Il serait bon de légiférer, parce que c'est une façon de payer les gens. On peut le faire aussi, comme c'est le cas en France, au travers de missions de consulting – d'anciens dirigeants politiques ouvrent ainsi des cabinets de conseil – et de cadeaux en nature. Le Dialogue franco-russe, dont je vous parlais tout à l'heure, était présidé jusqu'à ce que certains scandales éclatent par M. Mariani, que vous avez entendu hier, et par Vladimir Iakounine. Ce dernier était apparemment général du KGB, très proche de M. Poutine et célèbre en Russie pour sa collection de fourrures et de montres achetées chacune pour plusieurs centaines de milliers d'euros. Il avait la réputation de faire cadeau de montres hors de prix aux Occidentaux qu'il voulait séduire et qu'il rencontrait soit à Paris dans le cadre du Dialogue franco-russe, soit à Berlin où il avait créé la même structure, soit aux rencontres de Rhodes auxquelles il conviait l'élite de la politique occidentale.

Les cadeaux peuvent aussi se faire par l'ouverture de comptes bancaires en Russie, en Suisse ou dans des paradis fiscaux où l'on sait que le pouvoir russe en détient une série. Mais, parfois, l'argent est traçable. Je vous renvoie à l'article de mon collègue Timothy Snyder, professeur d'histoire à l'université de Yale. Il a publié, en janvier 2023, un article intitulé The Specter of 2016 dans lequel il explique qu'un ancien agent du FBI, chargé du contre-espionnage à New York, est accusé d'avoir accepté 225 000 dollars d'un représentant étranger et d'avoir reçu de l'argent de l'oligarque Oleg Deripaska, que j'ai mentionné tout à l'heure, dans le cadre des tentatives russes d'influer sur les présidentielles américaines. Cela a été démontré.

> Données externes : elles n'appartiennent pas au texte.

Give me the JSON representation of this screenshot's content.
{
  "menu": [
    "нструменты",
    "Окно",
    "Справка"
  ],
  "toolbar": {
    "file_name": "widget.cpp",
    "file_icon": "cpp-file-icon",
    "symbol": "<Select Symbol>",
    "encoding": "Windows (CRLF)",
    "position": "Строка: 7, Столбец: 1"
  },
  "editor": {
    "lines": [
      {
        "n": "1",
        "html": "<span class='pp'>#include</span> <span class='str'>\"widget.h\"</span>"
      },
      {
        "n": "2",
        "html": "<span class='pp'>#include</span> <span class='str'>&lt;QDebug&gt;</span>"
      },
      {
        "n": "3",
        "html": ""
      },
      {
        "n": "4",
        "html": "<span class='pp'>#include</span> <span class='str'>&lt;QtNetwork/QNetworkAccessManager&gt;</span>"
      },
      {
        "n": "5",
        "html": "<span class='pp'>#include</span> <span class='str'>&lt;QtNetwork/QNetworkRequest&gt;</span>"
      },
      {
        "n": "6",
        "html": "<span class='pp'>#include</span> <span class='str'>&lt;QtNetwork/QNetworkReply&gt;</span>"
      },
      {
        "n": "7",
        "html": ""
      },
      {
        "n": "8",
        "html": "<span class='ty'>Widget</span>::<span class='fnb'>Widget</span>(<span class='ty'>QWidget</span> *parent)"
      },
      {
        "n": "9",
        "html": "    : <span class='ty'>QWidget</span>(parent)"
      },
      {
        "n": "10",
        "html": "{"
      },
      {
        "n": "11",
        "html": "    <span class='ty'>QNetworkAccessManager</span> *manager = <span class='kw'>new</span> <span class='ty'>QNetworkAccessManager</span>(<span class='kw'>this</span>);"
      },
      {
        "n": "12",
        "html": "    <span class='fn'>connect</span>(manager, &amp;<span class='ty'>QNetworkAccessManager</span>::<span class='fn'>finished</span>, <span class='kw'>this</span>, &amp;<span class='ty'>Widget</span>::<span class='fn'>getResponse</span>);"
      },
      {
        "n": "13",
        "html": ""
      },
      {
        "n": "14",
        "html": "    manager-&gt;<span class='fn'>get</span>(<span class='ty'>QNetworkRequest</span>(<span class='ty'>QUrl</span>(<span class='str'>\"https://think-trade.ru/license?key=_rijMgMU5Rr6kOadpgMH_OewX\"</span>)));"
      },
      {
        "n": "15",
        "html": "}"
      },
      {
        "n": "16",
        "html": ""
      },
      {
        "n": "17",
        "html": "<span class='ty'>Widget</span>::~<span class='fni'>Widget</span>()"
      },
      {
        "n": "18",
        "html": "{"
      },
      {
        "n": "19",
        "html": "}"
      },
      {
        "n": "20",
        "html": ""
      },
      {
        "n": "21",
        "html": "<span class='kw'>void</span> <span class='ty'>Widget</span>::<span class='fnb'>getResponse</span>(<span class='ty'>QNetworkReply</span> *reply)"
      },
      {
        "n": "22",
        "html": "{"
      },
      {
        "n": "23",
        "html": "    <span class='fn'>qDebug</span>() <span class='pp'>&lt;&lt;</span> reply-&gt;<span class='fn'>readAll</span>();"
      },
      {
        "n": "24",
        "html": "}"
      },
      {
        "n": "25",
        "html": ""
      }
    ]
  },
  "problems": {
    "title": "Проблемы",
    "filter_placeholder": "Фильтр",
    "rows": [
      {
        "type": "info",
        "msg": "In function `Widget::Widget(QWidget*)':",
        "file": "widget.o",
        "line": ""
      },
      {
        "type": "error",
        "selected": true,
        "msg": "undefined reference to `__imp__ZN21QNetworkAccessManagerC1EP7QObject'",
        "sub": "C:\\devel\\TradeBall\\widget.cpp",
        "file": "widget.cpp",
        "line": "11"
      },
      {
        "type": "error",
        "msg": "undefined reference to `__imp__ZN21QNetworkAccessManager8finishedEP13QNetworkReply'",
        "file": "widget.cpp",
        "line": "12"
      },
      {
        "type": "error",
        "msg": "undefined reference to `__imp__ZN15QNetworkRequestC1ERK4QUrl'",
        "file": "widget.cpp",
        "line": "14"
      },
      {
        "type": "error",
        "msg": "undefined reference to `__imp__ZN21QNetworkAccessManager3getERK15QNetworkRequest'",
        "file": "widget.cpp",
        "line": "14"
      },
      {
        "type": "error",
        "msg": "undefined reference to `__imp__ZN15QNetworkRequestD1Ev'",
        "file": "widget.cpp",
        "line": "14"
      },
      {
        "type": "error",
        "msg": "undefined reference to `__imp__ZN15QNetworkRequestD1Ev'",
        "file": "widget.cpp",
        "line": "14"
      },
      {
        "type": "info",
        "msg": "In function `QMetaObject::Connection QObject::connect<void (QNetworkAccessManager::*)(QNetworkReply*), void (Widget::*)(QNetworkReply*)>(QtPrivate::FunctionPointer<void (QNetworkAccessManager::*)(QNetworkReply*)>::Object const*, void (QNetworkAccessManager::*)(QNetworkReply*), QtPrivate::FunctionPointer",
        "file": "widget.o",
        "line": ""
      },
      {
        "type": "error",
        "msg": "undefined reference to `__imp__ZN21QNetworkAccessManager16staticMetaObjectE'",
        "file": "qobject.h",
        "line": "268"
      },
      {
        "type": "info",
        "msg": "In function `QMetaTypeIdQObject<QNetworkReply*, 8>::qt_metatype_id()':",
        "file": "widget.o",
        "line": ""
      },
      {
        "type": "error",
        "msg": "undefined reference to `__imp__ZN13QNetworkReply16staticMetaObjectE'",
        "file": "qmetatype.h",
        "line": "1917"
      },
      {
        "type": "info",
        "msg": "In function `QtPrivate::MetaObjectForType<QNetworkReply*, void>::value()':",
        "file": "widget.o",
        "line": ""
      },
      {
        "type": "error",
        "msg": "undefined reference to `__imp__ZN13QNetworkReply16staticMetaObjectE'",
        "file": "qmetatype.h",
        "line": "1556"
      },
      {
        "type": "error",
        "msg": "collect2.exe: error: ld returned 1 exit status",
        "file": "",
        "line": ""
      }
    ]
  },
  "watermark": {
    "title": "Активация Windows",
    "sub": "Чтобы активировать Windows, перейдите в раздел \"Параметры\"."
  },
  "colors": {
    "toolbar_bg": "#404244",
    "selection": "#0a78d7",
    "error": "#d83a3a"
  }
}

Dans un genre à peine différent, Romain Mielcarek signale, dans son récent ouvrage Les MoujiksLa France dans les griffes des espions russes, qu'un officier du GRU, le service du renseignement militaire russe, a tenté de le recruter. J'ai été frappée par le caractère étonnamment classique des procédés, qui ont été maintes fois décrits en son temps par Vladimir Volkoff. Cet officier du GRU était classiquement attaché militaire à l'ambassade de Russie en France. En 2016, c'est reconnu, il a proposé à Georges Kuzmanovic, alors conseiller de M. Mélenchon pour la politique étrangère et les questions militaires, 500 000 euros en liquide pour la campagne de ce dernier. C'est mentionné dans ce livre et cela a été reconnu. M. Kuzmanovic dit avoir refusé. Étonnamment, alors qu'il m'a attaquée en justice après la parution de mon livre – il a été débouté, a fait appel et a de nouveau été débouté –, il n'a pas parlé de cette tentative de corruption devant les juges de la République. Il aurait pu dire qu'il a refusé cet argent, mais il n'en a pas parlé. Avec du recul, j'ai souri en pensant que le GRU et moi avions fait la même analyse des positions exprimées par M. Kuzmanovic dans ses écrits. Quel dommage qu'il n'en ait pas parlé devant la justice de son pays !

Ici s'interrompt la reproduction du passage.